Epistle of London Y M., 1920.

The Divine Possibilities of Man

Christ is as truly a revelation of man as He is a revelation of God. We see at last in Him what man was meant to be. That means that in the light of His life we ought to reinterpret as we usually have not done the divine possibilities of the human nature we bear. We have seen God revealed in Christ. I wish now that we might learn to see the divine possibilities of man revealed in Christ. He was "a new Adam," as St. Paul puts it, with a stroke of genius "the first born among many brethren" (Rom. 8:29). Nobody has ever said anything bolder than that. He was the first born of a new order of humanity, and nobody really and truly knows man until he has seen humanity reinterpreted in Christ. We have thought of man as a "ruin" and we have seen specimens of the race that plainly revealed the marks of ruin. But Christ is the first born of a new order of humanity. What we see in the everyday man makes us very solemn, but our hope is in the finished product that is forecast in this new type.

What I want, if possible, is to recover Christ as a real person, who lived and taught and healed and suffered and was victorious over temptation and misunderstanding and betrayal and desertion and defeat and death. He must have been the kind of person who could do what He did, the kind of person who could arouse the faith and wonder and adoration He did arouse. What is even more amazing, He must have been the kind of person who could inspire and vitalize a luminous line of saints through the centuries of history. What is still more amazing, He must have been the kind of person who could create and inspire the Church of the ages, and could be the major source of what is highest and best and most spiritual in the civilization of our western world.

Rufus M. Jones: A call to what is vital, 1948, pp. 109-10.

He Goes on Living

We renounce the past tense in our references to Jesus; not because there was not a past-tense time of absolutely crucial importance to our knowledge of him and of God but because we are so desirous not to box him in that past; and still more not to box him in the interpretations of him that were first attempted in the first one or two generations of his early followers. He goes on living, his wonders go on being done, his teaching goes on being added to, his death is died every day, and every day He rises again.
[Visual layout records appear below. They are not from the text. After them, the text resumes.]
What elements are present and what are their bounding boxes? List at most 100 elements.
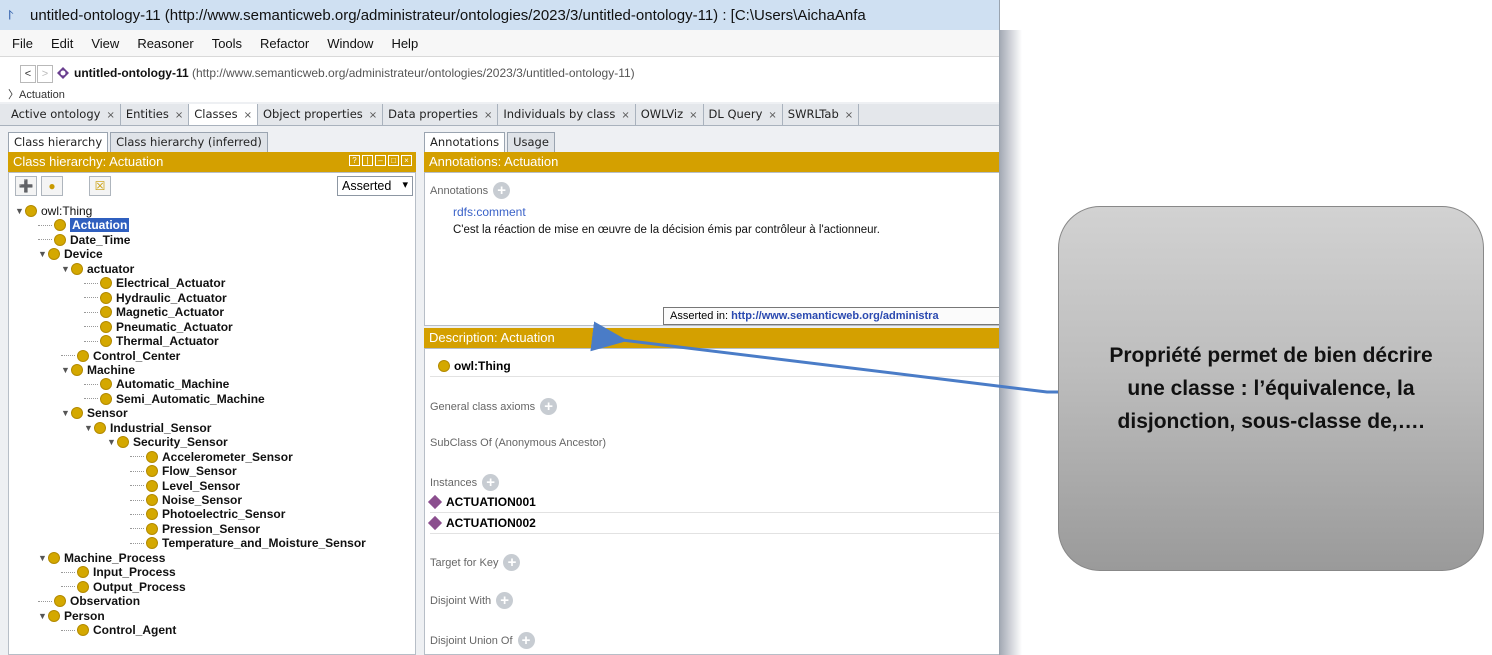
add-sibling-class-icon[interactable]: ● (41, 176, 63, 196)
tree-node[interactable]: Input_Process (61, 565, 176, 579)
tab-object-properties[interactable]: Object properties × (258, 104, 384, 125)
tree-node[interactable]: ▼ Security_Sensor (107, 435, 228, 449)
menu-tools[interactable]: Tools (212, 36, 242, 51)
close-icon[interactable]: × (369, 110, 377, 121)
tree-node[interactable]: Accelerometer_Sensor (130, 450, 293, 464)
forward-button[interactable]: > (37, 65, 53, 83)
expand-toggle-icon[interactable]: ▼ (61, 408, 71, 418)
tab-dl-query[interactable]: DL Query × (704, 104, 783, 125)
add-disjoint-union-icon[interactable]: + (517, 632, 535, 649)
close-icon[interactable]: × (621, 110, 629, 121)
tree-node[interactable]: Control_Agent (61, 623, 176, 637)
close-icon[interactable]: × (845, 110, 853, 121)
add-subclass-icon[interactable]: ➕ (15, 176, 37, 196)
tree-node[interactable]: ▼ Machine_Process (38, 551, 165, 565)
class-label: actuator (87, 261, 135, 276)
expand-toggle-icon[interactable]: ▼ (38, 611, 48, 621)
tab-owlviz[interactable]: OWLViz × (636, 104, 704, 125)
tree-node[interactable]: Output_Process (61, 580, 186, 594)
asserted-in-link[interactable]: http://www.semanticweb.org/administra (731, 310, 938, 322)
class-icon (48, 609, 60, 622)
tab-individuals-by-class[interactable]: Individuals by class × (498, 104, 636, 125)
add-disjoint-icon[interactable]: + (496, 592, 514, 609)
delete-class-icon[interactable]: ☒ (89, 176, 111, 196)
tree-node[interactable]: Magnetic_Actuator (84, 305, 224, 319)
maximize-icon[interactable]: □ (388, 155, 399, 166)
annotation-property[interactable]: rdfs:comment (453, 205, 526, 219)
breadcrumb-item[interactable]: Actuation (19, 89, 65, 101)
class-icon (71, 262, 83, 275)
menu-file[interactable]: File (12, 36, 33, 51)
asserted-in-tooltip: Asserted in: http://www.semanticweb.org/… (663, 307, 999, 325)
tree-node[interactable]: ▼ Industrial_Sensor (84, 421, 211, 435)
tree-connector (61, 571, 75, 573)
tree-node[interactable]: ▼ Machine (61, 363, 135, 377)
tab-class-hierarchy-inferred[interactable]: Class hierarchy (inferred) (110, 132, 268, 152)
tree-node[interactable]: Pneumatic_Actuator (84, 320, 233, 334)
close-view-icon[interactable]: × (401, 155, 412, 166)
tree-node[interactable]: Electrical_Actuator (84, 276, 225, 290)
instance-row[interactable]: ACTUATION002 (427, 515, 536, 531)
expand-toggle-icon[interactable]: ▼ (84, 423, 94, 433)
menu-view[interactable]: View (91, 36, 119, 51)
close-icon[interactable]: × (484, 110, 492, 121)
split-horizontal-icon[interactable]: – (375, 155, 386, 166)
split-vertical-icon[interactable]: | (362, 155, 373, 166)
back-button[interactable]: < (20, 65, 36, 83)
tree-node[interactable]: Semi_Automatic_Machine (84, 392, 265, 406)
close-icon[interactable]: × (244, 110, 252, 121)
menu-reasoner[interactable]: Reasoner (137, 36, 193, 51)
tree-node[interactable]: Flow_Sensor (130, 464, 237, 478)
close-icon[interactable]: × (768, 110, 776, 121)
superclass-row[interactable]: owl:Thing (438, 359, 511, 373)
tree-node[interactable]: ▼ Person (38, 609, 105, 623)
tab-classes[interactable]: Classes × (189, 104, 258, 125)
add-instance-icon[interactable]: + (482, 474, 500, 491)
help-icon[interactable]: ? (349, 155, 360, 166)
tree-node[interactable]: Temperature_and_Moisture_Sensor (130, 536, 366, 550)
expand-toggle-icon[interactable]: ▼ (38, 249, 48, 259)
tree-node[interactable]: Photoelectric_Sensor (130, 507, 285, 521)
menu-edit[interactable]: Edit (51, 36, 73, 51)
tree-node[interactable]: Control_Center (61, 349, 180, 363)
add-key-icon[interactable]: + (503, 554, 521, 571)
instance-row[interactable]: ACTUATION001 (427, 494, 536, 510)
close-icon[interactable]: × (175, 110, 183, 121)
tree-node[interactable]: Date_Time (38, 233, 130, 247)
breadcrumb[interactable]: 〉Actuation (8, 86, 65, 102)
tab-annotations[interactable]: Annotations (424, 132, 506, 152)
tree-node[interactable]: Hydraulic_Actuator (84, 291, 227, 305)
expand-toggle-icon[interactable]: ▼ (61, 264, 71, 274)
tree-node[interactable]: Observation (38, 594, 140, 608)
tree-node[interactable]: Level_Sensor (130, 479, 240, 493)
hierarchy-mode-dropdown[interactable]: Asserted ▾ (337, 176, 413, 196)
tab-entities[interactable]: Entities × (121, 104, 190, 125)
menu-refactor[interactable]: Refactor (260, 36, 309, 51)
tree-node[interactable]: Automatic_Machine (84, 377, 229, 391)
tab-active-ontology[interactable]: Active ontology × (6, 104, 121, 125)
tab-swrltab[interactable]: SWRLTab × (783, 104, 860, 125)
close-icon[interactable]: × (106, 110, 114, 121)
add-general-axiom-icon[interactable]: + (540, 398, 558, 415)
expand-toggle-icon[interactable]: ▼ (107, 437, 117, 447)
tree-node[interactable]: ▼ Sensor (61, 406, 128, 420)
menu-window[interactable]: Window (327, 36, 373, 51)
tree-node[interactable]: ▼ actuator (61, 262, 134, 276)
tree-node[interactable]: ▼ owl:Thing (15, 204, 92, 218)
expand-toggle-icon[interactable]: ▼ (38, 553, 48, 563)
close-icon[interactable]: × (689, 110, 697, 121)
tab-usage[interactable]: Usage (507, 132, 555, 152)
tree-node[interactable]: ▼ Device (38, 247, 103, 261)
add-annotation-icon[interactable]: + (493, 182, 511, 199)
tab-class-hierarchy[interactable]: Class hierarchy (8, 132, 109, 152)
tree-node[interactable]: Pression_Sensor (130, 522, 260, 536)
expand-toggle-icon[interactable]: ▼ (61, 365, 71, 375)
tree-node[interactable]: Actuation (38, 218, 130, 233)
class-icon (438, 360, 450, 372)
individual-icon (427, 494, 443, 510)
tree-node[interactable]: Noise_Sensor (130, 493, 242, 507)
expand-toggle-icon[interactable]: ▼ (15, 206, 25, 216)
tree-node[interactable]: Thermal_Actuator (84, 334, 219, 348)
menu-help[interactable]: Help (391, 36, 418, 51)
tab-data-properties[interactable]: Data properties × (383, 104, 499, 125)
Bernard Canter: editorial in The Friend (London), vol. 119 (1961), p. 723. Slightly altered by author.

Swept into the Ocean of Light and Love

Perhaps for many of us, particularly for those of us who are younger, the way to the knowledge of the meaning of Jesus Christ lies through human friendship and affection and love. Then there may, come the moment when we are carried out of ourselves, far beyond what we have hitherto known and clung to, and swept into the ocean of light and love that flow over the darkness of the world. We may be overwhelmed, drowned in it, losing all consciousness of self, and then drawn out of those deeps to find we are different people or, better, perhaps to know for the first time the persons we really are and can be. Then we may begin to see and understand the Light of which John wrote, which visits every man and is, as he proclaimed, the Light which is the Life in Christ.

Richenda Scott: "Love and discernment," The Friend, December 5, 1975, p. 1374.

A Life in the Power of the Spirit

Since Quakers believe that God is continually revealing Himself and cannot be captured in any formal creed, the only way we can talk about our experience is in terms of our personal faith. For me, being a Christian means that the life and teaching of Jesus, as recorded in the Gospels, set the standards for our day to day living. It points further to the source of the power that sustained Jesus as he followed his way of life. For Quakers to be Christian means that they endeavor to follow however imperfectly his way. It is not a creed, but a life to be lived in the power of the Spirit.

George A. Selleck, "Four questions for Quakers." Address at N.E.Y.M., 1978. Quaker Life, March 1979, p. 31.

To Be Like Christ

To be like Christ then, is to be a Christian. And Regeneration is the only way to the Kingdom of God, which we pray for.

William Penn: Some fruits of solitude, 1693, Pt. I, no. 468.